眼下张立广的话,我没法拒绝。这钱毕竟是张立广本人的,由他自己来决定比我更为合适。我也算是了却了一桩心愿。至于张雨辰,我也自顾不暇,尽人事则以。
结束谈话后,陈队客气的问我,你去哪儿?我说医学院。
陈队亲自开车送我去往医院,一路上没有多余的言语。
我们律师界常年和公安机关打交道。我想车上的陈队和小刘也是心知肚明,如果这张立广是正常的被敲诈钱财,他自是可以光明正大的到公安机关报案。
可他没有,这件事自然是见不得光的。我虽然不清楚这当中具体的缘由,但我隐约可以猜测到大概。
当初李泽成以张雨辰的身份,以死威胁自己的父亲,骗走了巨额的钱财。李泽成的手段自是不太光彩,他临走之前,对我和白素素毫无保留的阐述了事情的经过:
正是在一个周末的晚饭后,张雨辰悄悄的把父亲叫到了自己的房间。还是用那把水果刀抵在自己的脖子上,『逼』父亲就范。起初张立广听到张雨辰张口要三百万的时候,也是惊愕无比。
他想不通一个十三四岁的孩子要这么多钱干嘛。据李泽成说,他隐约感觉的到,这个张雨辰不像同龄孩子一般活泼。
李泽成附身张雨辰的时候,家人除了对自己亲昵之外,还额外多了一份怜惜。把现在我从张立广口中得知,张雨辰可能患有抑郁症的情况加进去,这一切都顺理成章。

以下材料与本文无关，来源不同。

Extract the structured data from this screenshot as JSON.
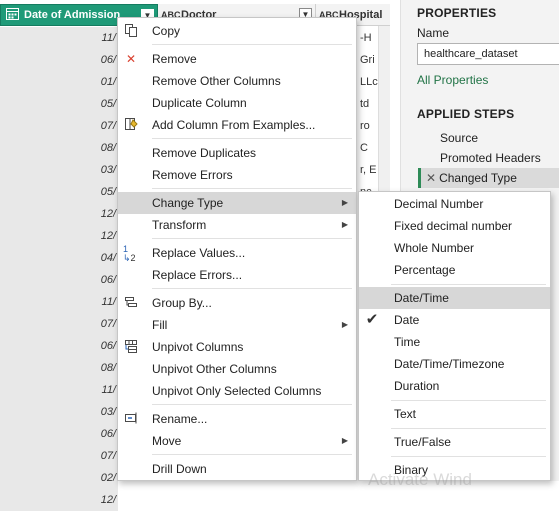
{
  "grid": {
    "headers": {
      "date": {
        "type": "calendar",
        "label": "Date of Admission"
      },
      "doctor": {
        "type": "ABC",
        "label": "Doctor"
      },
      "hospital": {
        "type": "ABC",
        "label": "Hospital"
      }
    },
    "date_cells": [
      "11/",
      "06/",
      "01/",
      "05/",
      "07/",
      "08/",
      "03/",
      "05/",
      "12/",
      "12/",
      "04/",
      "06/",
      "11/",
      "07/",
      "06/",
      "08/",
      "11/",
      "03/",
      "06/",
      "07/",
      "02/",
      "12/"
    ],
    "hospital_cells": [
      "-H",
      "Gri",
      "LLc",
      "td",
      "ro",
      "C",
      "r, E",
      "nc",
      "",
      "",
      "",
      ""
    ]
  },
  "properties": {
    "title": "PROPERTIES",
    "name_label": "Name",
    "name_value": "healthcare_dataset",
    "all_properties_link": "All Properties"
  },
  "applied_steps": {
    "title": "APPLIED STEPS",
    "steps": [
      "Source",
      "Promoted Headers",
      "Changed Type"
    ]
  },
  "context_menu": {
    "items": [
      {
        "label": "Copy",
        "icon": "copy-icon"
      },
      {
        "label": "Remove",
        "icon": "remove-icon"
      },
      {
        "label": "Remove Other Columns"
      },
      {
        "label": "Duplicate Column"
      },
      {
        "label": "Add Column From Examples...",
        "icon": "add-column-examples-icon"
      },
      {
        "label": "Remove Duplicates"
      },
      {
        "label": "Remove Errors"
      },
      {
        "label": "Change Type"
      },
      {
        "label": "Transform"
      },
      {
        "label": "Replace Values...",
        "icon": "replace-values-icon"
      },
      {
        "label": "Replace Errors..."
      },
      {
        "label": "Group By...",
        "icon": "group-by-icon"
      },
      {
        "label": "Fill"
      },
      {
        "label": "Unpivot Columns",
        "icon": "unpivot-icon"
      },
      {
        "label": "Unpivot Other Columns"
      },
      {
        "label": "Unpivot Only Selected Columns"
      },
      {
        "label": "Rename...",
        "icon": "rename-icon"
      },
      {
        "label": "Move"
      },
      {
        "label": "Drill Down"
      }
    ]
  },
  "submenu": {
    "items": [
      "Decimal Number",
      "Fixed decimal number",
      "Whole Number",
      "Percentage",
      "Date/Time",
      "Date",
      "Time",
      "Date/Time/Timezone",
      "Duration",
      "Text",
      "True/False",
      "Binary"
    ]
  },
  "watermark": "Activate Wind"
}
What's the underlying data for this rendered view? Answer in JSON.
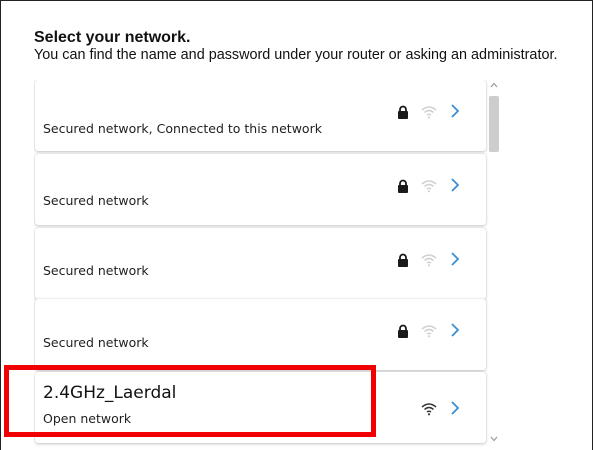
{
  "header": {
    "title": "Select your network.",
    "subtitle": "You can find the name and password under your router or asking an administrator."
  },
  "networks": [
    {
      "name": "",
      "status": "Secured network, Connected to this network",
      "secured": true,
      "icons": [
        "lock-icon",
        "wifi-icon",
        "chevron-right-icon"
      ]
    },
    {
      "name": "",
      "status": "Secured network",
      "secured": true,
      "icons": [
        "lock-icon",
        "wifi-icon",
        "chevron-right-icon"
      ]
    },
    {
      "name": "",
      "status": "Secured network",
      "secured": true,
      "icons": [
        "lock-icon",
        "wifi-icon",
        "chevron-right-icon"
      ]
    },
    {
      "name": "",
      "status": "Secured network",
      "secured": true,
      "icons": [
        "lock-icon",
        "wifi-icon",
        "chevron-right-icon"
      ]
    },
    {
      "name": "2.4GHz_Laerdal",
      "status": "Open network",
      "secured": false,
      "icons": [
        "wifi-icon",
        "chevron-right-icon"
      ]
    }
  ],
  "colors": {
    "chevron": "#3a8fd4",
    "wifi_dim": "#cfcfcf",
    "wifi_strong": "#333333",
    "lock": "#1a1a1a",
    "highlight": "#f00000"
  }
}
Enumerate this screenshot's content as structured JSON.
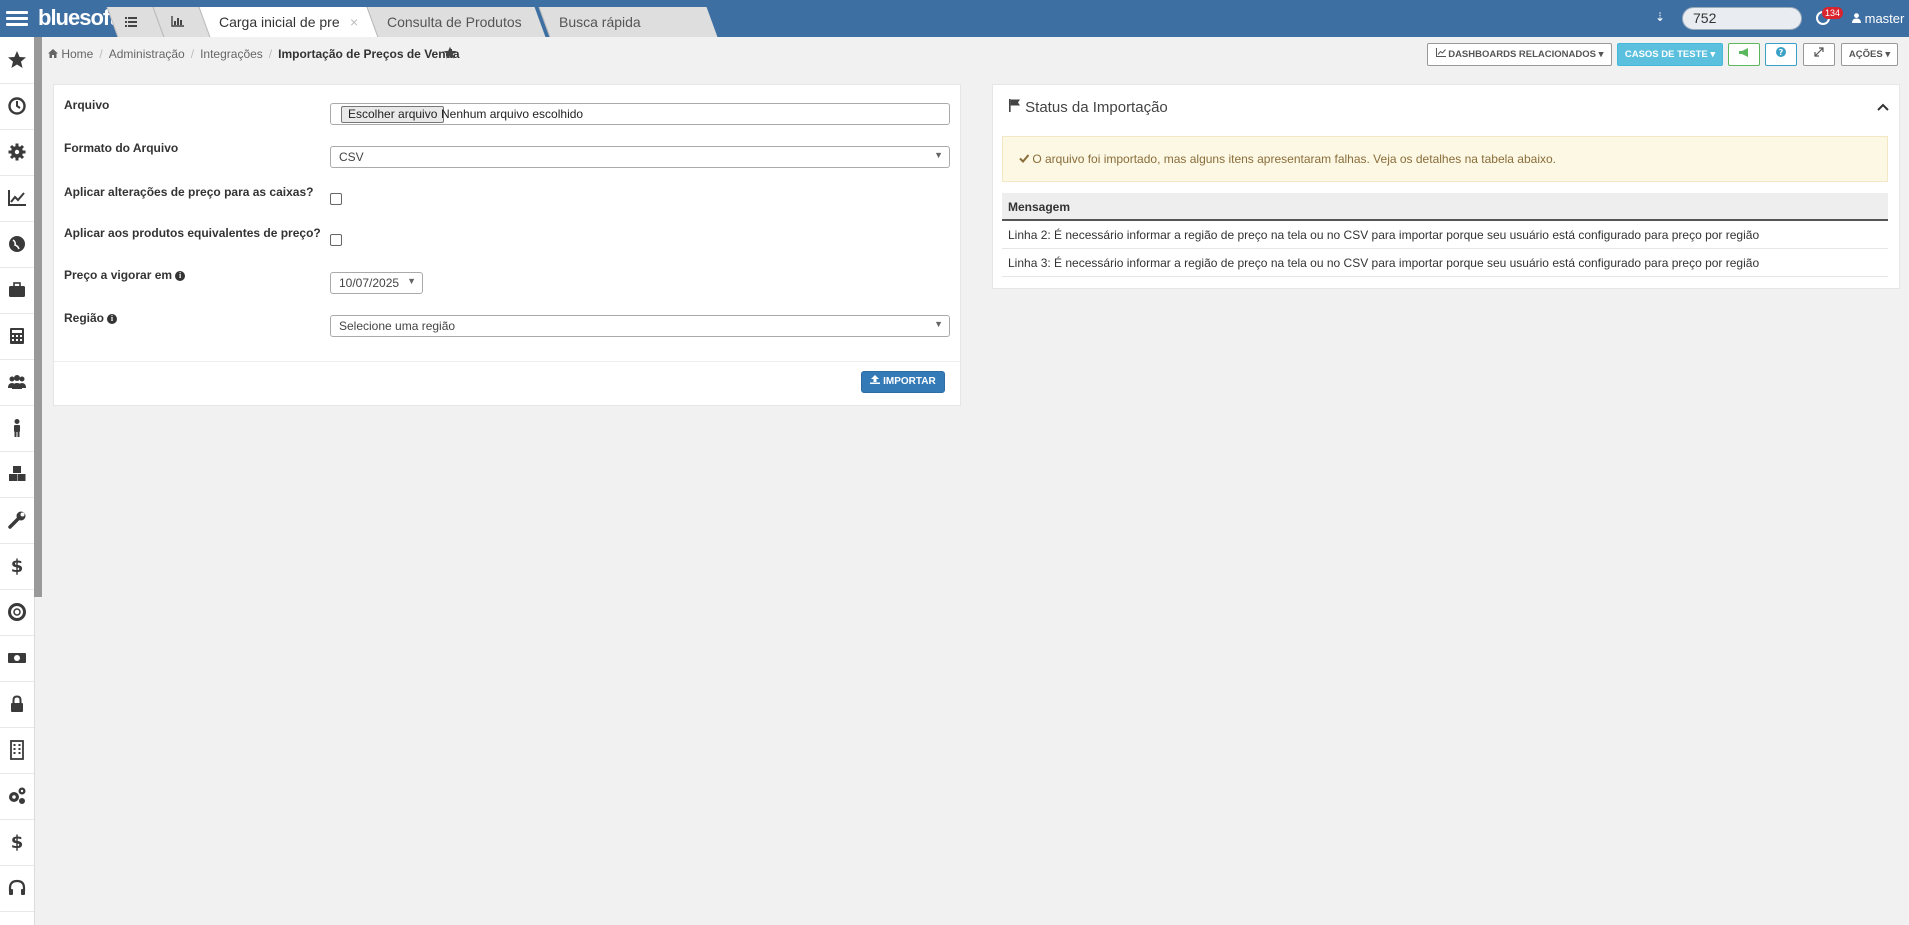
{
  "app": {
    "logo": "bluesoft",
    "quick_search_value": "752",
    "notification_count": "134",
    "user_name": "master"
  },
  "tabs": [
    {
      "label": "Carga inicial de preços",
      "close": "×"
    },
    {
      "label": "Consulta de Produtos"
    },
    {
      "label": "Busca rápida"
    }
  ],
  "sidebar": {
    "items": [
      "star-icon",
      "clock-icon",
      "gear-icon",
      "chart-line-icon",
      "globe-icon",
      "briefcase-icon",
      "calculator-icon",
      "users-icon",
      "person-icon",
      "cubes-icon",
      "wrench-icon",
      "dollar-icon",
      "support-icon",
      "money-icon",
      "lock-icon",
      "building-icon",
      "gears-icon",
      "dollar-icon",
      "headphones-icon"
    ]
  },
  "breadcrumb": {
    "home": "Home",
    "level1": "Administração",
    "level2": "Integrações",
    "current": "Importação de Preços de Venda"
  },
  "header_buttons": {
    "dashboards": "DASHBOARDS RELACIONADOS",
    "test_cases": "CASOS DE TESTE",
    "actions": "AÇÕES"
  },
  "form": {
    "file_label": "Arquivo",
    "file_button": "Escolher arquivo",
    "file_status": "Nenhum arquivo escolhido",
    "format_label": "Formato do Arquivo",
    "format_value": "CSV",
    "apply_boxes_label": "Aplicar alterações de preço para as caixas?",
    "apply_equivalents_label": "Aplicar aos produtos equivalentes de preço?",
    "effective_date_label": "Preço a vigorar em",
    "effective_date_value": "10/07/2025",
    "region_label": "Região",
    "region_placeholder": "Selecione uma região",
    "import_button": "IMPORTAR"
  },
  "status": {
    "title": "Status da Importação",
    "alert": "O arquivo foi importado, mas alguns itens apresentaram falhas. Veja os detalhes na tabela abaixo.",
    "column_header": "Mensagem",
    "rows": [
      "Linha 2: É necessário informar a região de preço na tela ou no CSV para importar porque seu usuário está configurado para preço por região",
      "Linha 3: É necessário informar a região de preço na tela ou no CSV para importar porque seu usuário está configurado para preço por região"
    ]
  },
  "colors": {
    "topbar": "#3d6fa3",
    "primary": "#337ab7",
    "teal": "#5bc0de",
    "alert_bg": "#fcf8e3",
    "alert_text": "#8a6d3b"
  }
}
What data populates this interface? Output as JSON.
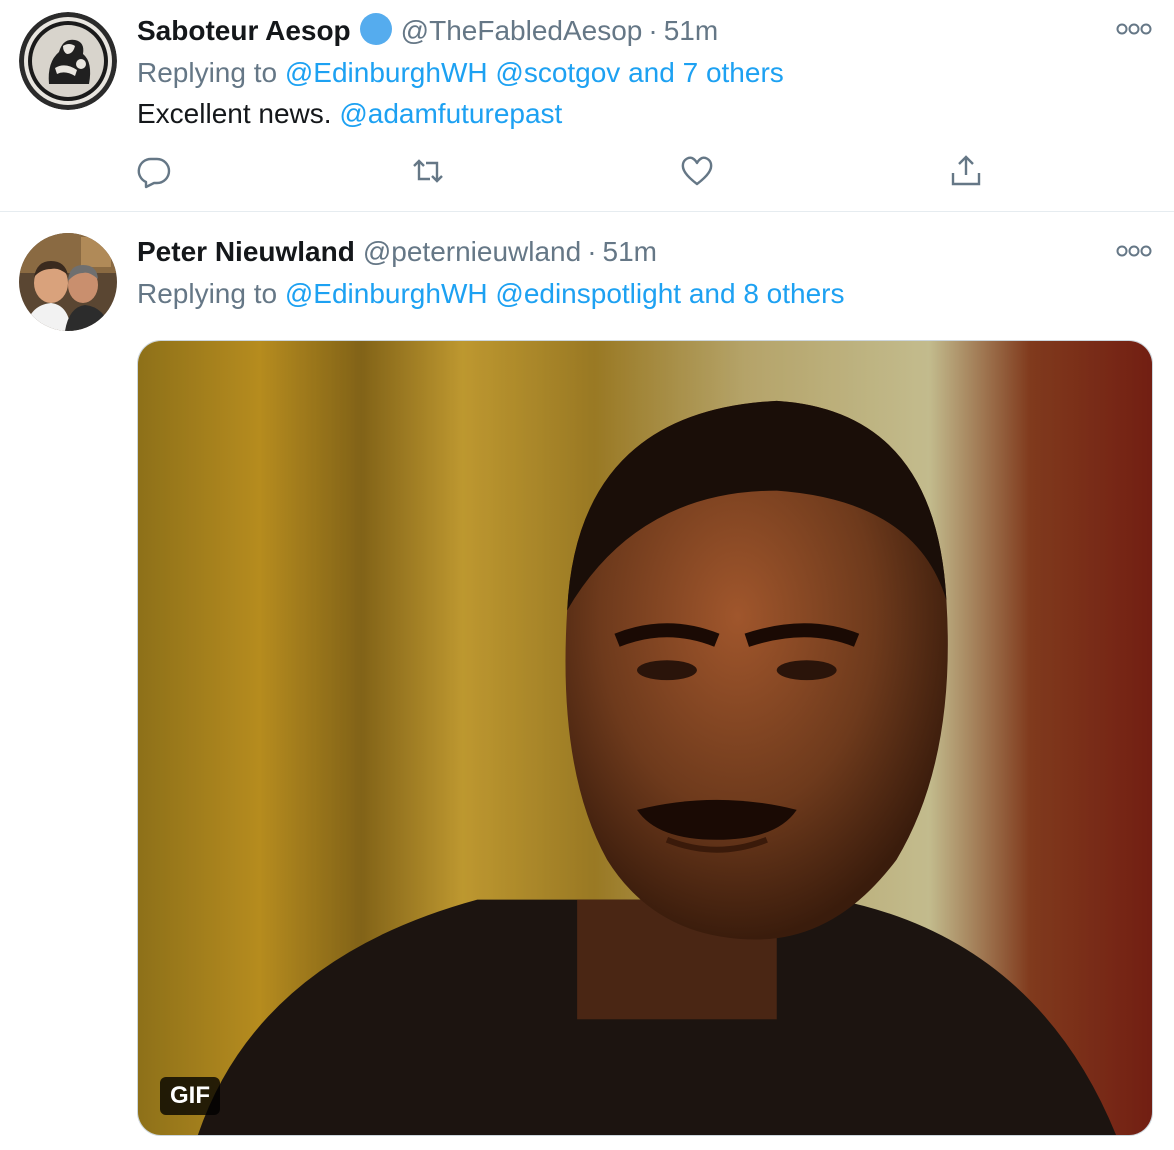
{
  "tweets": [
    {
      "author": {
        "name": "Saboteur Aesop",
        "handle": "@TheFabledAesop",
        "verified": true,
        "avatar": "aesop-vase-avatar"
      },
      "dot": "·",
      "time": "51m",
      "reply": {
        "prefix": "Replying to",
        "mention1": "@EdinburghWH",
        "mention2": "@scotgov",
        "others": "and 7 others"
      },
      "text": {
        "plain": "Excellent news.",
        "mention": "@adamfuturepast"
      },
      "actions": [
        "reply-icon",
        "retweet-icon",
        "like-icon",
        "share-icon"
      ]
    },
    {
      "author": {
        "name": "Peter Nieuwland",
        "handle": "@peternieuwland",
        "verified": false,
        "avatar": "two-men-photo-avatar"
      },
      "dot": "·",
      "time": "51m",
      "reply": {
        "prefix": "Replying to",
        "mention1": "@EdinburghWH",
        "mention2": "@edinspotlight",
        "others": "and 8 others"
      },
      "media": {
        "type": "gif",
        "badge": "GIF",
        "description_icon": "man-portrait-gif"
      }
    }
  ],
  "colors": {
    "accent": "#1da1f2",
    "secondary_text": "#657786",
    "primary_text": "#14171a",
    "divider": "#e6ecf0"
  }
}
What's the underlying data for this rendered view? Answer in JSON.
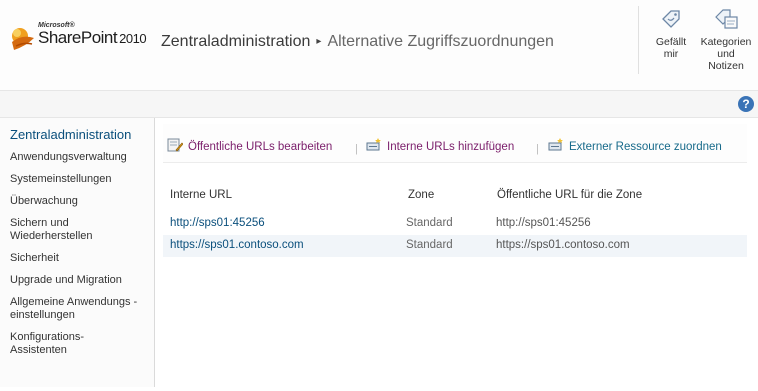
{
  "header": {
    "logo_company": "Microsoft®",
    "logo_product": "SharePoint",
    "logo_version": "2010",
    "breadcrumb_root": "Zentraladministration",
    "breadcrumb_separator": "▸",
    "breadcrumb_current": "Alternative Zugriffszuordnungen",
    "like_label": "Gefällt mir",
    "tags_label": "Kategorien und Notizen",
    "help_glyph": "?"
  },
  "sidebar": {
    "title": "Zentraladministration",
    "items": [
      {
        "label": "Anwendungsverwaltung"
      },
      {
        "label": "Systemeinstellungen"
      },
      {
        "label": "Überwachung"
      },
      {
        "label": "Sichern und Wiederherstellen"
      },
      {
        "label": "Sicherheit"
      },
      {
        "label": "Upgrade und Migration"
      },
      {
        "label": "Allgemeine Anwendungs - einstellungen"
      },
      {
        "label": "Konfigurations-Assistenten"
      }
    ]
  },
  "toolbar": {
    "edit_public_urls": "Öffentliche URLs bearbeiten",
    "add_internal_urls": "Interne URLs hinzufügen",
    "map_external_resource": "Externer Ressource zuordnen",
    "separator": "|"
  },
  "table": {
    "headers": {
      "internal_url": "Interne URL",
      "zone": "Zone",
      "public_url": "Öffentliche URL für die Zone"
    },
    "rows": [
      {
        "internal_url": "http://sps01:45256",
        "zone": "Standard",
        "public_url": "http://sps01:45256"
      },
      {
        "internal_url": "https://sps01.contoso.com",
        "zone": "Standard",
        "public_url": "https://sps01.contoso.com"
      }
    ]
  },
  "colors": {
    "link_blue": "#0a4f7c",
    "action_purple": "#7a1d6a",
    "action_teal": "#176a8a",
    "help_blue": "#3a73b6"
  }
}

当然李泽成既然敢张口要三百万,自然也是对张立广的家底有所了解。当初我想帮助尹慧心急,无意中说出了三百万的构想。
仔细想想,这里边也有我的过失,如果不是我的无心之说,也许这事根本不会发生。
当时张立广和张雨辰僵持不下,一个孩子要三百万哪那么容易成行。况且张立广也不是开银行的,准备钱也需要时间。
他们两人具体的对话,不甚清楚。大概意思是,李泽辰在不透『露』身份的前提下,说出了很多张立广单位里私下很多隐秘的把柄。
张立广惊上加惊,他无法理解一个十三四岁的孩子,怎么就发现了大人的秘密,而且准确无误。这些秘密就连单位手下的同事都不甚清楚。
尽管在张立广心中有太多的不解,但是架不住张雨辰的威胁。几个回合下来,张立广只能缴械投降,也许肥水不流外人田,也是他考虑的因素之一。
最终,钱财以支票的形式转入李泽成个人的账户。虽然李泽成考虑极尽周全,但是现在的资金流水很难做到透明,瞒天过海。
总会有相关的票据或者记录可以追踪到这笔钱财。事实上,只要张立广想要追究,其实这笔钱财很难真正意义上装入自己的腰包。除非张立广自愿认栽,不再追查。否则这钱拿得到,是真花不到。
我耽误了一上午,我赶到医院尹长天病房的时候,只有周志一人独自守在病床前。他的床位已经添置了新的病人,他随行带过来的东西,已经归置整齐。
我看看手表,此时已经是过了一点,我移步乘坐电梯再次前往十六楼。
我的病房里,尹长天正在和我父亲攀谈。他气『色』不错,心情也不错。尹慧独自在照料病人。
碍于这么多人在场,我站在病房门口,迟迟没有上前。中途尹慧走出病房,我才得空见到了她。我上前几番拉扯,她视我如同空气一般,完全忽视。